Theoretical physicist (born 1941)

Ta-Pei Cheng (Chinese: 鄭大培; born 1941) is a theoretical physicist and professor emeritus of physics at the University of Missouri–St. Louis. Cheng’s research has included work on low-energy theorem relating the nucleon sigma term to the pion-nucleon scattering amplitude at the Cheng–Dashen point, and studies with Estia Eichten and Ling-Fong Li of asymptotic freedom and spontaneous symmetry breaking in gauge theories. He was elected a Fellow of the American Physical Society in 1982.

Cheng has authored several textbooks on gauge theory, general relativity, cosmology, and Einstein’s physics. His textbooks have been used in university courses in particle physics, quantum field theory, relativity, and cosmology; Gauge Theory of Elementary Particle Physics, co-authored with Ling-Fong Li, has been described by Oxford University Press as a well-established textbook in the field.

==Early life and education==
Cheng was born in Shanghai in 1941 and spent part of his childhood in Qingdao. In 1956, during the Hundred Flowers period, he moved to Hong Kong to join his parents. After completing secondary school in Hong Kong, he moved to the United States to study at Dartmouth College, where he received an A.B. degree in 1964. He then pursued graduate study in theoretical physics at Rockefeller University in New York City, working under the particle physicist and Einstein biographer Abraham Pais and completing his Ph.D. in 1969.
==Academic career==
Cheng was a postdoctoral member of the Institute for Advanced Study (IAS) in Princeton, New Jersey. He then returned to Rockefeller University as a research associate from 1971 to 1973.

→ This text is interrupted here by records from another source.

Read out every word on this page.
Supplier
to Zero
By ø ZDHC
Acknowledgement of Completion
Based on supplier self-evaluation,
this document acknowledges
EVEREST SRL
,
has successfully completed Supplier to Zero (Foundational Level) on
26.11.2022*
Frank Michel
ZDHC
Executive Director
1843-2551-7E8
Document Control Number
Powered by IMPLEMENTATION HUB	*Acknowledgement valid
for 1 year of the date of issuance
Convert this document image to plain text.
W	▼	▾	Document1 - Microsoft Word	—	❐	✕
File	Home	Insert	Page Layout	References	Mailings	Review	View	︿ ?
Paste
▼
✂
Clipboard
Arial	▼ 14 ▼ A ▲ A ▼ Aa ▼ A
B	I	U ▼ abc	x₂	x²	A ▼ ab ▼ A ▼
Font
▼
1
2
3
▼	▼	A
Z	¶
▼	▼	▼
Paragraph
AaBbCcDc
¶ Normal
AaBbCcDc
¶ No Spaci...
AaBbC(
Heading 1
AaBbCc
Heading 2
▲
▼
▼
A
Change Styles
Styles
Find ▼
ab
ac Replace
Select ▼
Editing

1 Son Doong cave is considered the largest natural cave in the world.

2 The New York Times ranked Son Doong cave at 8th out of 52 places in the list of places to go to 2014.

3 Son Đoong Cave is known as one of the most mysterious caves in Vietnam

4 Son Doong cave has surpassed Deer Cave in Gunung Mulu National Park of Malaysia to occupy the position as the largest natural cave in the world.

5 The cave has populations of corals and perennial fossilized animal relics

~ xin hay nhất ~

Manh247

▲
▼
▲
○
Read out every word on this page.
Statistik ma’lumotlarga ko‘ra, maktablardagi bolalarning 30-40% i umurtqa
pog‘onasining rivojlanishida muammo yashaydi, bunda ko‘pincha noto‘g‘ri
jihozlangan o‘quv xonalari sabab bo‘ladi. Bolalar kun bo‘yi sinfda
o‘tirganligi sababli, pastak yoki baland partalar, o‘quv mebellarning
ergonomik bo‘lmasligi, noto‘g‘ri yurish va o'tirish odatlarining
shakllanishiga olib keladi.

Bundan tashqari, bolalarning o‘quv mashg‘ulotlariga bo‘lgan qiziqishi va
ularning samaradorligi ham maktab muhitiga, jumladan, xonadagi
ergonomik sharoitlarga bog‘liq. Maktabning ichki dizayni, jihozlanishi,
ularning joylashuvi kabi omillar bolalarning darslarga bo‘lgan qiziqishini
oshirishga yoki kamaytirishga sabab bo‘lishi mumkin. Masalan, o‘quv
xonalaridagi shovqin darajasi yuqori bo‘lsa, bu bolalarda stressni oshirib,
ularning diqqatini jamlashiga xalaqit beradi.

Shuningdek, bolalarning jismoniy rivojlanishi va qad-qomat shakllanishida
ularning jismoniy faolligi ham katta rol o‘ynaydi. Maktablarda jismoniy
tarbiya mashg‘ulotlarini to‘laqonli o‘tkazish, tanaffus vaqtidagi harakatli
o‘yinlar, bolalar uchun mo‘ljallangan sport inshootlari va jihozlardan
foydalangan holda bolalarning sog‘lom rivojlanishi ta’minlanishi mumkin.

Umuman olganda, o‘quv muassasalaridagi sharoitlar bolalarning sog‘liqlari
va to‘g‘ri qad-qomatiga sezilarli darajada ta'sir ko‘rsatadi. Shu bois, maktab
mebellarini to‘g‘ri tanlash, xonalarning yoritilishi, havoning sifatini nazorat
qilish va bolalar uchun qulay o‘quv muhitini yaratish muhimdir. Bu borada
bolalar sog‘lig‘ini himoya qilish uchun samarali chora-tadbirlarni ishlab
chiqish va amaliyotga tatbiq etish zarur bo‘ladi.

In 1973 Cheng joined the faculty of the University of Missouri–St. Louis (UMSL) as an assistant professor of physics. He was promoted to associate professor in 1976 and to full professor in 1978. He served as chair of the Department of Physics at UMSL from 1978 to 1979. He retired from full-time teaching in 2007 and was named professor emeritus.

Cheng held visiting positions from 1977–1978 at the Institute for Advanced Study, from 1979–1980 at the University of Minnesota, from 1982–1983 at Lawrence Berkeley Laboratory, from 1987–1988 at IAS, and from 1991–1992 at the Chinese University of Hong Kong. He also made extended research visits to the Stanford Linear Accelerator Center, CERN, Fermilab, and the Aspen Center for Physics. From 2002 to 2008, Cheng was an honorary professor of physics at the University of Hong Kong. Beginning in 2009, he also served as an adjunct professor of physics at Portland State University.

==Research==
Cheng’s research has focused on theoretical particle physics, including gauge theories and the quark structure of the nucleon. Early in his career, Cheng studied low-energy theorems and chiral symmetry. With Roger Dashen, he derived a relation connecting the low-energy pion–nucleon scattering amplitude at what became known as the Cheng–Dashen point to the nucleon sigma term.

He undertook a systematic study, with Eichten and Li, of the renormalization group structure of gauge theories with Higgs fields. Cheng, Eichten, and Li found that, in the classes of gauge theories they examined, asymptotic freedom could not coexist with complete breaking of the gauge symmetry through the Higgs mechanism. The work was cited by Georgi and Glashow in their 1974 paper proposing SU(5) grand unification. Cheng and Li also worked on neutrino masses and related lepton-flavor nonconservation effects.

A 2021 Stanford University bibliometric analysis ranked Cheng among the top 2% of researchers in his field for career-long citation impact. As of August 2026, Google Scholar listed more than 10,000 citations to Cheng's publications. In 1982, Cheng was elected a Fellow of the American Physical Society.

==Textbooks and popular works==
Cheng is the co-author, with Ling-Fong Li, of Gauge Theory of Elementary Particle Physics, a graduate-level text on gauge field theories and the Standard Model published by Oxford University Press. The book has remained in use as a graduate-level reference in particle physics and quantum field theory, and Oxford University Press later described it as a well-established textbook in the field.

He later turned his attention to general relativity and cosmology, authoring Relativity, Gravitation and Cosmology: A Basic Introduction, published in the Oxford Master Series in Physics. The book appeared in a second edition in 2010 and was reviewed in journals including the American Journal of Physics and General Relativity and Gravitation.

Cheng has also written Einstein’s Physics: Atoms, Quanta, and Relativity — Derived, Explained, and Appraised, which presents Einstein’s contributions to physics in a historical and conceptual framework for advanced undergraduates and general readers with a physics background. He later wrote A College Course on Relativity and Cosmology, intended for upper-level undergraduate students in physics and astronomy.

==Personal life==
He is married to Leslie Su Cheng and has three children.